Alla base della contrazione ci sono diversi elementi. Le crisi climatiche e fitosanitarie hanno ridotto la disponibilità di frutta, in particolare delle arance, facendo aumentare sensibilmente i costi di produzione. Parallelamente, i consumatori hanno orientato i propri acquisti verso bevande meno costose e percepite come più leggere.
Dal 2022 al 2025 i prezzi dei succhi sono aumentati del 24%, contribuendo a frenare ulteriormente la domanda.
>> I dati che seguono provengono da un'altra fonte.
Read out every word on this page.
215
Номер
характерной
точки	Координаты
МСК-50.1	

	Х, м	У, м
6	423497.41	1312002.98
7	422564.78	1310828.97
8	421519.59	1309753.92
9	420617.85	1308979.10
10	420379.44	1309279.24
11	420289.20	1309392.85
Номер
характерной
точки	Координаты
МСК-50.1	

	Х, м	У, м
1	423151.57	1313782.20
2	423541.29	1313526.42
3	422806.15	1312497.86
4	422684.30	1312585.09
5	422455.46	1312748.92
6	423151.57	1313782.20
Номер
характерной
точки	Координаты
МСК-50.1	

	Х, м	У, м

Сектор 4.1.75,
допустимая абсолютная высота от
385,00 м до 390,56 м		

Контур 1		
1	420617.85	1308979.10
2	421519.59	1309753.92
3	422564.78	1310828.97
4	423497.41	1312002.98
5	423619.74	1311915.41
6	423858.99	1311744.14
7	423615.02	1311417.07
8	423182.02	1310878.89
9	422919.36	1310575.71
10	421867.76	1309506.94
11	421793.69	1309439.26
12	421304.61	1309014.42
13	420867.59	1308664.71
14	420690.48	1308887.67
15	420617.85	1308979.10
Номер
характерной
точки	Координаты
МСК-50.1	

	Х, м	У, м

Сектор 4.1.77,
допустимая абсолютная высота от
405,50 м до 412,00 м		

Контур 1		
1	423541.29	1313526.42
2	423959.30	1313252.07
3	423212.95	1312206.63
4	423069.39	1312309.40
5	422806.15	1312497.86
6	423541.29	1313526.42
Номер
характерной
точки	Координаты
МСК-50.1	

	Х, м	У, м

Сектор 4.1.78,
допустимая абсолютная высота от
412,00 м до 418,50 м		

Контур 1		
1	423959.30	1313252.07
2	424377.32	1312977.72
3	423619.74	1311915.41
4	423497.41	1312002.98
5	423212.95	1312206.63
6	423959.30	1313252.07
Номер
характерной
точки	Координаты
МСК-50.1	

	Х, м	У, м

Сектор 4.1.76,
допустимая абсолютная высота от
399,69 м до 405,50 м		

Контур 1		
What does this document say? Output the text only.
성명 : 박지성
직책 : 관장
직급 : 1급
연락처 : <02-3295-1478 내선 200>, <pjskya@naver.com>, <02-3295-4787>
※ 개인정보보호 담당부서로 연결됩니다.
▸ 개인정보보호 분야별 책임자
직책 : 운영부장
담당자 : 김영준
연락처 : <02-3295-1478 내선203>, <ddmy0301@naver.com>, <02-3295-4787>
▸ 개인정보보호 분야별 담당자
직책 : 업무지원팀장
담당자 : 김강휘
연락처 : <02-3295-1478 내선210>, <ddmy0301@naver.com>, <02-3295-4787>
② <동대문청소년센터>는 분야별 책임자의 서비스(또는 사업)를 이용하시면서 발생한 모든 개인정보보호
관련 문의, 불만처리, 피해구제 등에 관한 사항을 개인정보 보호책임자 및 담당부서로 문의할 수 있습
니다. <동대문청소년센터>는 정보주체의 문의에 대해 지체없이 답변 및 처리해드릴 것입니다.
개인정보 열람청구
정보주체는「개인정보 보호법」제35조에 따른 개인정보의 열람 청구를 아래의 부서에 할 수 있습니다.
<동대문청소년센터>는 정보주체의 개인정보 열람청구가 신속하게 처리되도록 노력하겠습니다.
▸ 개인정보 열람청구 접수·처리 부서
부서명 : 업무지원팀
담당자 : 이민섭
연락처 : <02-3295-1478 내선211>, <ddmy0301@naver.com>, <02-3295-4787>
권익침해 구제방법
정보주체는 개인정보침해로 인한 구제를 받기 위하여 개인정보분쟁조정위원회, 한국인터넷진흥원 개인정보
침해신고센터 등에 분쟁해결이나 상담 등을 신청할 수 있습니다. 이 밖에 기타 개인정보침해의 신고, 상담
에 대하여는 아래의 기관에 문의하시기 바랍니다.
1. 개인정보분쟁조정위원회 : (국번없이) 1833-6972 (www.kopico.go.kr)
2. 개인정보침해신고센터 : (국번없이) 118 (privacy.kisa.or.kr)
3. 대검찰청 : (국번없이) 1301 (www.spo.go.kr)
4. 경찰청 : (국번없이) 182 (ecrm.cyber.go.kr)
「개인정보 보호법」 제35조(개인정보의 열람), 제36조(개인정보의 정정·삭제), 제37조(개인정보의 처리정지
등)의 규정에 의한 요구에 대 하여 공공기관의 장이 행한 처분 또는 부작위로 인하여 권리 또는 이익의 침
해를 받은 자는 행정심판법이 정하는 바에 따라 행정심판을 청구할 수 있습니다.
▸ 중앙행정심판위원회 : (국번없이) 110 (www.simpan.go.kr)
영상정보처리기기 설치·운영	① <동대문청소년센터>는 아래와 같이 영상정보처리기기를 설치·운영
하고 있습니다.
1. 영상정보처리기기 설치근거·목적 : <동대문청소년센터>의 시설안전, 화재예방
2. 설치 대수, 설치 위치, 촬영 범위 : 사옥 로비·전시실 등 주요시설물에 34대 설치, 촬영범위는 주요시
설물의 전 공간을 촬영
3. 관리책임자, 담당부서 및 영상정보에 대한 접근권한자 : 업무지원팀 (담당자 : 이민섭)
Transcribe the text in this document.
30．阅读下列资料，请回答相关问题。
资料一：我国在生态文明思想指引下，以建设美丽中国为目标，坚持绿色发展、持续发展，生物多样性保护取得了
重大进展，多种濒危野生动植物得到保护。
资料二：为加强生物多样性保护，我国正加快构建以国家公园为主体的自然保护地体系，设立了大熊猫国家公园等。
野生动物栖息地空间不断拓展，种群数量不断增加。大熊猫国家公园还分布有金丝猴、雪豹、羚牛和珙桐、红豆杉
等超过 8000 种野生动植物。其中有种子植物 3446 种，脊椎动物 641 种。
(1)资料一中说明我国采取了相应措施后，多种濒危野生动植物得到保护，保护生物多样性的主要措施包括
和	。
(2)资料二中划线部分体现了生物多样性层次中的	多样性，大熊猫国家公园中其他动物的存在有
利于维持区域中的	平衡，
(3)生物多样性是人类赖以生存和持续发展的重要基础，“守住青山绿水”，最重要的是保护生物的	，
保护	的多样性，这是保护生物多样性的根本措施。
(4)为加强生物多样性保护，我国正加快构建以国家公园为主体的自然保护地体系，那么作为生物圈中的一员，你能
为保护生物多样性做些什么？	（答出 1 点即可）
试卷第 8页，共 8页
Nemmeno l’inflazione è riuscita a sostenere il valore complessivo della categoria, che continua a perdere terreno mentre il mercato delle bevande analcoliche registra performance migliori.
Per i principali produttori, tra cui Joker e Tropicana, la situazione rappresenta però anche un’occasione per ripensare il posizionamento dell’offerta.
Secondo Carine Coque, direttrice marketing e category management di Tropicana, il rilancio del comparto passa attraverso tre direttrici principali: migliorare l’accessibilità dei prezzi e delle promozioni, valorizzare caratteristiche come naturalità, gusto e funzionalità nutrizionale, e rinnovare l’organizzazione del reparto nei punti vendita per rendere l’acquisto più semplice e coinvolgente.
L’obiettivo è anche ampliare le occasioni di consumo, tradizionalmente concentrate nella prima colazione, intercettando nuove esigenze durante il resto della giornata.
Nel frattempo cresce la competizione delle bevande alla frutta, che tra il 2020 e il 2025 hanno aumentato i propri volumi del 9,5%. Secondo l’interprofessione francese Unijus, queste referenze rappresentano oggi il principale concorrente dei succhi.
L’associazione sottolinea però la necessità di distinguere chiaramente le due categorie. I succhi senza zuccheri aggiunti, evidenzia la segretaria generale Aurore Bescond, offrono benefici nutrizionali differenti rispetto alle comuni bevande aromatizzate alla frutta e non dovrebbero essere assimilati a prodotti come le bibite zuccherate.
La sfida per il settore sarà quindi duplice: contenere l’impatto dell’aumento dei costi e, allo stesso tempo, convincere i consumatori del valore aggiunto di prodotti sempre più penalizzati dall’inflazione e dalla trasformazione delle preferenze alimentari. Per i produttori, la capacità di innovare ricette, formati e occasioni di consumo sarà decisiva per invertire una tendenza negativa che dura ormai da dieci anni.